Dan Sophie pun menyerah. Ia berdiri. Pipinya sudah basah dengan air mata, tapi Dennis tampak tidak peduli. Ia hanya memandang punggung Sophie yang menuju pintu rumah, menutupnya, dan pergi.

Marsha, yang seperti baru bangun dari tidur panjang, mengerjap. Ia menatap Dennis. “Nggak apa-apa, Bang?”

Dennis membalas tatapan itu. “Apanya?”

“Abang kan.. suka sama kak Sophie dari lama..” ungkap Marsha dengan suara pelan. “Terus Abang putus sama dia..”

Dennis menyipitkan mata.

“Aku maafin dia, kok..”

“Aku juga maafin dia, Mar, tapi aku nggak mau balikan sama dia.” Dennis menghela napas. “Dengan dia yang bikin kamu babak belur, aku tahu kalau dia gadis kasar yang tidak bisa mencerna omongan baik-baik. Dia nggak cocok sama aku.”

 

Marsha menopang dagu di buku tebal yang ia pegang dengan posisi berdiri. Ia memandang keluar jendela, menikmati desir angin yang berhembus pelan menampar wajahnya.

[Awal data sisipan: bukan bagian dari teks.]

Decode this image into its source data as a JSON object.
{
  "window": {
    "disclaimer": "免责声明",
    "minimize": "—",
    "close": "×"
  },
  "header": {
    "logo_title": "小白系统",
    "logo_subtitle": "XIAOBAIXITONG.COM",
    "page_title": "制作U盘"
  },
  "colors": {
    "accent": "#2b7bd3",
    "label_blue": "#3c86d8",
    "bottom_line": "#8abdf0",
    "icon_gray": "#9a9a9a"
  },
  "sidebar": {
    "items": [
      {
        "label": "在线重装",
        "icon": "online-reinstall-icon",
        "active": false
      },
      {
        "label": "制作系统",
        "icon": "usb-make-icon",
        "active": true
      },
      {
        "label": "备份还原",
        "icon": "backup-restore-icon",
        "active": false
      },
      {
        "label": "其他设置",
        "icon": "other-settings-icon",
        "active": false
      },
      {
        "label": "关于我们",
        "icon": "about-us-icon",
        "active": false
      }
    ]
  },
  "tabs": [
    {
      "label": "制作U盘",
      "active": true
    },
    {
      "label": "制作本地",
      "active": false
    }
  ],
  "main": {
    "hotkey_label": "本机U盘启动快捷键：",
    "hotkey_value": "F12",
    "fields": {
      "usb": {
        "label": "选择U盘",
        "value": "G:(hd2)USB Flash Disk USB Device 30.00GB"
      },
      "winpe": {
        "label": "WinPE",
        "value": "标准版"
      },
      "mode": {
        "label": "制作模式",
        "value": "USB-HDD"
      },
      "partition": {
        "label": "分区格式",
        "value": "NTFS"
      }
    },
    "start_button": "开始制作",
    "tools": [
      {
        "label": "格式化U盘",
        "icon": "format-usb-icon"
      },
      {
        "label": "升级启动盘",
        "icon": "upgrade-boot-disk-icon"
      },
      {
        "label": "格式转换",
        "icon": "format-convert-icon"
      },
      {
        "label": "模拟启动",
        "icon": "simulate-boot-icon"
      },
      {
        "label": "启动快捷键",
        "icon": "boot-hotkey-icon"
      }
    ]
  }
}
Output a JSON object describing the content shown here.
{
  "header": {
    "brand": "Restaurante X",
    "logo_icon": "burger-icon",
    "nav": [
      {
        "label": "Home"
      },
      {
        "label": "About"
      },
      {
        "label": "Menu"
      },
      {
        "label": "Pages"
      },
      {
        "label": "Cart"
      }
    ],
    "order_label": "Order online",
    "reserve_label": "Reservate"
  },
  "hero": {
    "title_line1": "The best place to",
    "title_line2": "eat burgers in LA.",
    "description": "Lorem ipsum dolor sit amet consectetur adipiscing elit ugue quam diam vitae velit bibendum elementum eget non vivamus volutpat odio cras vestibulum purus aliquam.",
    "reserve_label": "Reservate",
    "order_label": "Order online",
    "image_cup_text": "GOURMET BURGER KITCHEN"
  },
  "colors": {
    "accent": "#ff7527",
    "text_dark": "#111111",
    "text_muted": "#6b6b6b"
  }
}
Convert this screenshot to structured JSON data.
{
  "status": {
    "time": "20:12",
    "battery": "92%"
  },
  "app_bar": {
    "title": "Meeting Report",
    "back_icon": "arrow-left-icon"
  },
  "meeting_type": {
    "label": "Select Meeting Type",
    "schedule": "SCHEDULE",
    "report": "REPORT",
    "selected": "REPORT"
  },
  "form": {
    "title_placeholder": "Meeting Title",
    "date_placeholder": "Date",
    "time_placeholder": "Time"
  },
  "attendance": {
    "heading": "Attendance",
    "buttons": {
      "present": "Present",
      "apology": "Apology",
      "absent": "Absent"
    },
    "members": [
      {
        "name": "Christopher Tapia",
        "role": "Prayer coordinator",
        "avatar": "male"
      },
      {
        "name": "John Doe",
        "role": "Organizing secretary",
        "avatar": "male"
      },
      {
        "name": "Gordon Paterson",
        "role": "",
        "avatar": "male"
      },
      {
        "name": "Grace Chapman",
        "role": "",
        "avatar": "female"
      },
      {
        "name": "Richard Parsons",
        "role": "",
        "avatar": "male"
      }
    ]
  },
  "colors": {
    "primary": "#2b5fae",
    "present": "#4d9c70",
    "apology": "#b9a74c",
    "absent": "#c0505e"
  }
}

Kamar indekos temannya kecil, tapi memiliki posisi yang paling bagus dibandingkan dengan kamar indekos yang lain. Letak kamar itu di lantai tiga, dengan jendela yang berhadapan dengan jalanan. Kamar itu hanya berisi ranjang, meja belajar, dan tumpukan tiga kardus yang berisi barang-barang temannya yang tidak muat diletakkan di kamar.

Ia selalu berada di sini bila jarak antara mata kuliah pertama dan kedua menyentuh tiga jam. Temannya juga tidak keberatan meninggalkan Marsha sendirian di kamarnya, toh Marsha sangat dipercaya temannya itu.

Ia menghela napas panjang. Mengingat semua kebaikan dan kasih sayang Dennis hanya akan membuat luka yang sudah ia dapatkan terbuka kembali, dan itu tidak akan membuatnya sembuh.

Ketika jam kecil di meja menunjuk pukul dua, ia berdiri, merain ransel toska yang ia letakkan di kasur, dan keluar kamar. Ia menaruh kunci di kusen di atas pintu, lalu menuruni tangga.

Jarak tempat indekos temannya itu hanya sekitar lima ratus meter dari pintu kecil yang langsung terhubung dengan wilayah kampus tempat fakultasnya berada. Ia berjalan lesu, masuk ke wilayah kampus dengan malas.

Tidak, ia tidak malas mengikuti kuliah sesiang ini. Ia hanya tidak suka dengan pikiran mengenai Dennis yang sontak saja langsung membuat hari baiknya menjadi begitu mengenaskan, padahal kakaknya itu tidak melakukan apapun.

Ya, Dennis memang tidak melakukan apapun hari ini, karena memang keduanya tidak bertemu, ataupun saling menelpon hanya untuk bertukar kabar. Marsha bakan sudah tidak ingat kapan terakhir kali Dennis mengirimkan SMS padanya hanya untuk menanyakan keadaan dirinya. Karena Dennis yang sangat menyayangi Marsha sudah tidak ada.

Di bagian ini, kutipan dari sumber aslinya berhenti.